Оставалось надеяться только на собственную смелость. Однажды она уже сослужила мне службу, и я решил положиться на нее и довести дело до конца. Кроме того, раз уж мы обменялись письмами, неужели пустое нарушение светских правил могло показаться мадам Лаланд чем-то неприличным? После истории с письмом у меня вошло в привычку наблюдать за ее домом, и вскоре я установил, что каждый вечер она отправлялась на прогулку в парк, который был виден из окон ее особняка; сопровождал ее только негр в ливрее. В этом парке, среди пышных, тенистых деревьев, в сероватых сумерках мягкого летнего вечера, я наконец воспользовался случаем и заговорил с ней.
Чтобы ввести в заблуждение слугу, я уверенным тоном обратился к ней как к старой знакомой. Она не растерялась и ответила на мое приветствие с чисто французским самообладанием, протянув мне навстречу свои очаровательные ручки. Ее слуга тотчас же отстал, и мы, охваченные чувством, долго и откровенно говорили о нашей любви.
Мадам Лаланд говорила по-английски еще хуже, чем писала, поэтому мы объяснялись по-французски. Я дал волю своей пылкой страсти, и на этом пленительном языке, точно созданном для любовных признаний, пустив в ход всю силу своего красноречия, стал умолять ее согласиться на немедленный брак со мной.

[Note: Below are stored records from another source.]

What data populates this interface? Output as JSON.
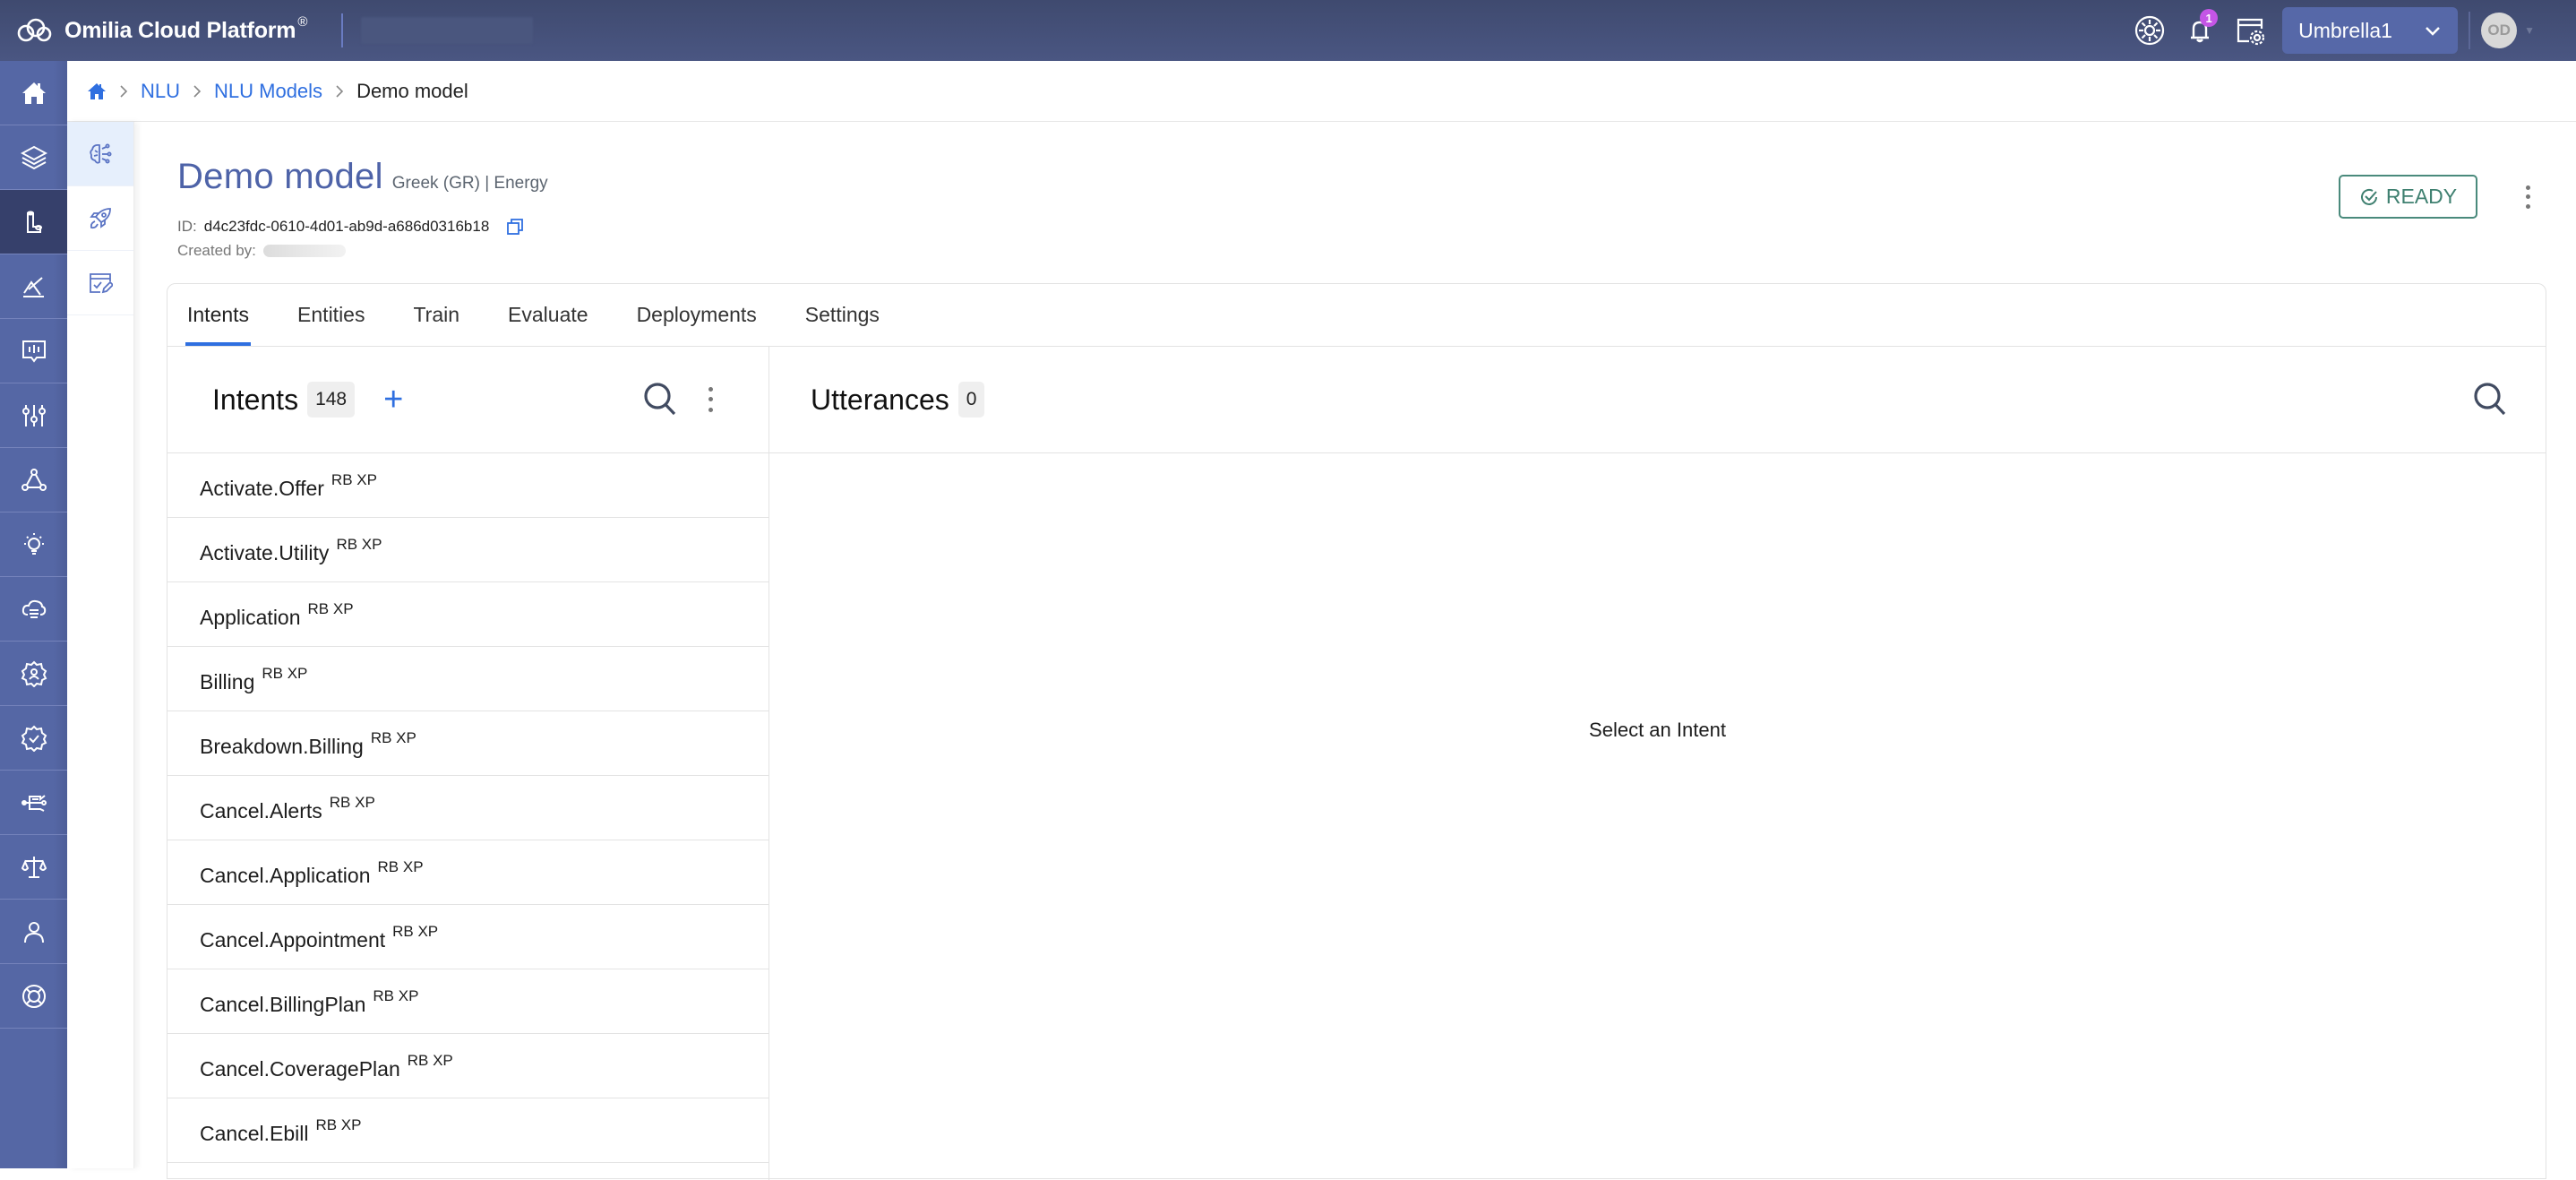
{
  "topbar": {
    "app_name": "Omilia Cloud Platform",
    "app_name_mark": "®",
    "logo_icon": "cloud-logo-icon",
    "icons": [
      "help-wheel-icon",
      "bell-icon",
      "app-settings-icon"
    ],
    "notification_count": "1",
    "workspace": "Umbrella1",
    "user_initials": "OD"
  },
  "sidebar": {
    "items": [
      {
        "icon": "home-icon",
        "active": false
      },
      {
        "icon": "layers-icon",
        "active": false
      },
      {
        "icon": "nlu-blocks-icon",
        "active": true
      },
      {
        "icon": "analytics-icon",
        "active": false
      },
      {
        "icon": "insights-icon",
        "active": false
      },
      {
        "icon": "sliders-icon",
        "active": false
      },
      {
        "icon": "network-icon",
        "active": false
      },
      {
        "icon": "lightbulb-icon",
        "active": false
      },
      {
        "icon": "cloud-storage-icon",
        "active": false
      },
      {
        "icon": "user-settings-icon",
        "active": false
      },
      {
        "icon": "verified-badge-icon",
        "active": false
      },
      {
        "icon": "integrations-icon",
        "active": false
      },
      {
        "icon": "scales-icon",
        "active": false
      },
      {
        "icon": "user-icon",
        "active": false
      },
      {
        "icon": "support-icon",
        "active": false
      }
    ]
  },
  "subsidebar": {
    "items": [
      {
        "icon": "brain-icon",
        "active": true
      },
      {
        "icon": "rocket-icon",
        "active": false
      },
      {
        "icon": "edit-checklist-icon",
        "active": false
      }
    ]
  },
  "breadcrumb": {
    "items": [
      "NLU",
      "NLU Models"
    ],
    "current": "Demo model"
  },
  "model": {
    "title": "Demo model",
    "subtitle": "Greek (GR) | Energy",
    "id_label": "ID:",
    "id_value": "d4c23fdc-0610-4d01-ab9d-a686d0316b18",
    "created_by_label": "Created by:",
    "status": "READY"
  },
  "tabs": [
    {
      "label": "Intents",
      "active": true
    },
    {
      "label": "Entities",
      "active": false
    },
    {
      "label": "Train",
      "active": false
    },
    {
      "label": "Evaluate",
      "active": false
    },
    {
      "label": "Deployments",
      "active": false
    },
    {
      "label": "Settings",
      "active": false
    }
  ],
  "intents_panel": {
    "title": "Intents",
    "count": "148",
    "add_label": "+",
    "items": [
      {
        "name": "Activate.Offer",
        "tag": "RB XP"
      },
      {
        "name": "Activate.Utility",
        "tag": "RB XP"
      },
      {
        "name": "Application",
        "tag": "RB XP"
      },
      {
        "name": "Billing",
        "tag": "RB XP"
      },
      {
        "name": "Breakdown.Billing",
        "tag": "RB XP"
      },
      {
        "name": "Cancel.Alerts",
        "tag": "RB XP"
      },
      {
        "name": "Cancel.Application",
        "tag": "RB XP"
      },
      {
        "name": "Cancel.Appointment",
        "tag": "RB XP"
      },
      {
        "name": "Cancel.BillingPlan",
        "tag": "RB XP"
      },
      {
        "name": "Cancel.CoveragePlan",
        "tag": "RB XP"
      },
      {
        "name": "Cancel.Ebill",
        "tag": "RB XP"
      }
    ]
  },
  "utterances_panel": {
    "title": "Utterances",
    "count": "0",
    "empty_message": "Select an Intent"
  },
  "colors": {
    "accent": "#2f6fe0",
    "sidebar": "#5567a5",
    "sidebar_active": "#36406b",
    "title": "#4e63a8",
    "ready": "#3f8070",
    "badge": "#c455e6"
  }
}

Мадам Лаланд улыбнулась моему нетерпению. Она напомнила мне о светских правилах — этом пугале, которое стольким не дает завладеть полным счастьем. Потом она заметила, что я поступил крайне опрометчиво, рассказывая направо и налево о своем желании быть ей представленным, показав тем самым, что раньше не знал ее, и теперь у нас нет возможности скрыть, что мы лишь недавно знакомы. Покраснев, она добавила, что знаем мы друг друга еще слишком мало и поэтому венчаться сразу же будет неудобно, неприлично, просто outré[93]. Все это было сказано с очаровательной наивностью, которая восхитила меня, но в то же время я понял, что она права. Больше того, мадам Лаланд смеясь обвинила меня в излишней поспешности и неосторожности. Она просила меня помнить, что я ведь, в сущности, не знаю, ни кто она, ни каковы ее средства, связи и положение в обществе. С легким вздохом она умоляла меня еще раз обдумать мое предложение, называя мою любовь ослеплением, случайной вспышкой, минутной прихотью и фантазией, ничем не обоснованной кратковременной причудой, продиктованной не столько велением сердца, сколько воображением. Пока она говорила, вокруг нас все сгущались мягкие вечерние сумерки, и вдруг нежным пожатием своей прелестной ручки она в один миг разрушила все те доводы, которые сама же выдвигала.